The lights and the noise are the first things I notice. In that way, it’s not so different from being in the hospital. I walk in and feel blinded by the fluorescent lights, deafened by the slamming of lockers in unison, the shouts and high fives and Slow down! and Oh shit! and Watch your mouth! and the opening and closing of doors and the I said get in a line! Everything here moves like Times Square on a Saturday night. If I don’t pay attention, I’ll be trampled. I pull over into the doorway of an empty classroom just to catch my breath. First period. I just have to get to first period. Where is first period?

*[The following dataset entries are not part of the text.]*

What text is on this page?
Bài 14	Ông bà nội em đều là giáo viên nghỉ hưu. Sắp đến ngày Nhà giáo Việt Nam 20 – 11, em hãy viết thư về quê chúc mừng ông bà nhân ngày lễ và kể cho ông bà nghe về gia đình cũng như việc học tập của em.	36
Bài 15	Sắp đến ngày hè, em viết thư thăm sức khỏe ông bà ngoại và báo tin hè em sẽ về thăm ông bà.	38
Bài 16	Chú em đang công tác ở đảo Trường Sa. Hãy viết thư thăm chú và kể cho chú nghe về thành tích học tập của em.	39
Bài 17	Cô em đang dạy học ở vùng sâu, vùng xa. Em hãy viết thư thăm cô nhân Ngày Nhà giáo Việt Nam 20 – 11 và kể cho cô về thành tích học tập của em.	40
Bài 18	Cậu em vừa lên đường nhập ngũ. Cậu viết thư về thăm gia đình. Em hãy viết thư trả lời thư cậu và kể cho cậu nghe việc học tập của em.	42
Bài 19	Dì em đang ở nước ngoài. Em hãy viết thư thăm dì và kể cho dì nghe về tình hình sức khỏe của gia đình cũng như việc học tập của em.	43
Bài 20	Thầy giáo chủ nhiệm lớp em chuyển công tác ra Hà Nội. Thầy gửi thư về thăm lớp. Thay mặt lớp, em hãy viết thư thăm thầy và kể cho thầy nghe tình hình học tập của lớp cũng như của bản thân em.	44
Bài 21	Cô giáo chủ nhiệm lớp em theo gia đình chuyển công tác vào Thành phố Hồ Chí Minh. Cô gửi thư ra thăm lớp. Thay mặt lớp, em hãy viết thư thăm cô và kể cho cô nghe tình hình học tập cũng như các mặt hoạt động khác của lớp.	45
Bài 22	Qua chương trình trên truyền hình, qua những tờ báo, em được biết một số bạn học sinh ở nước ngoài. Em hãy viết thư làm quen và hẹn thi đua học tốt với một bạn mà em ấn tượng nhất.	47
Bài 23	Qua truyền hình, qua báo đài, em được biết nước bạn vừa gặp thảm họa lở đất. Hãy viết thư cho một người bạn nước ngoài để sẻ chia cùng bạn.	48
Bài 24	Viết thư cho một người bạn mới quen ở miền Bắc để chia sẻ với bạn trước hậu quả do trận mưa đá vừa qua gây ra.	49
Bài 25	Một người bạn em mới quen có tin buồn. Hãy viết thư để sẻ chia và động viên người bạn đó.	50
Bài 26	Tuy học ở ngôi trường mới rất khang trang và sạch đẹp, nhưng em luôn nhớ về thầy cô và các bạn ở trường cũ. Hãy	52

It’s funny how when you’ve been out of school for a little while—just two and a half weeks—what was second nature a few weeks ago feels like a different country with strange customs and rituals. Did I really go to math on the third floor every day for this whole year? It feels like I’ve never been there before. But I have to go. I have to be on time. I cannot, cannot be the person who walks in late and everyone takes a minute to look at you and then maybe they stop to think, “Huh, where’s she been?” and then the teacher is like, all solemn, “Glad to have you back, Sparrow,” and then you have to go and think about really killing yourself this time. My legs start walking me there without my realizing it. I guess this is what they mean by muscle memory.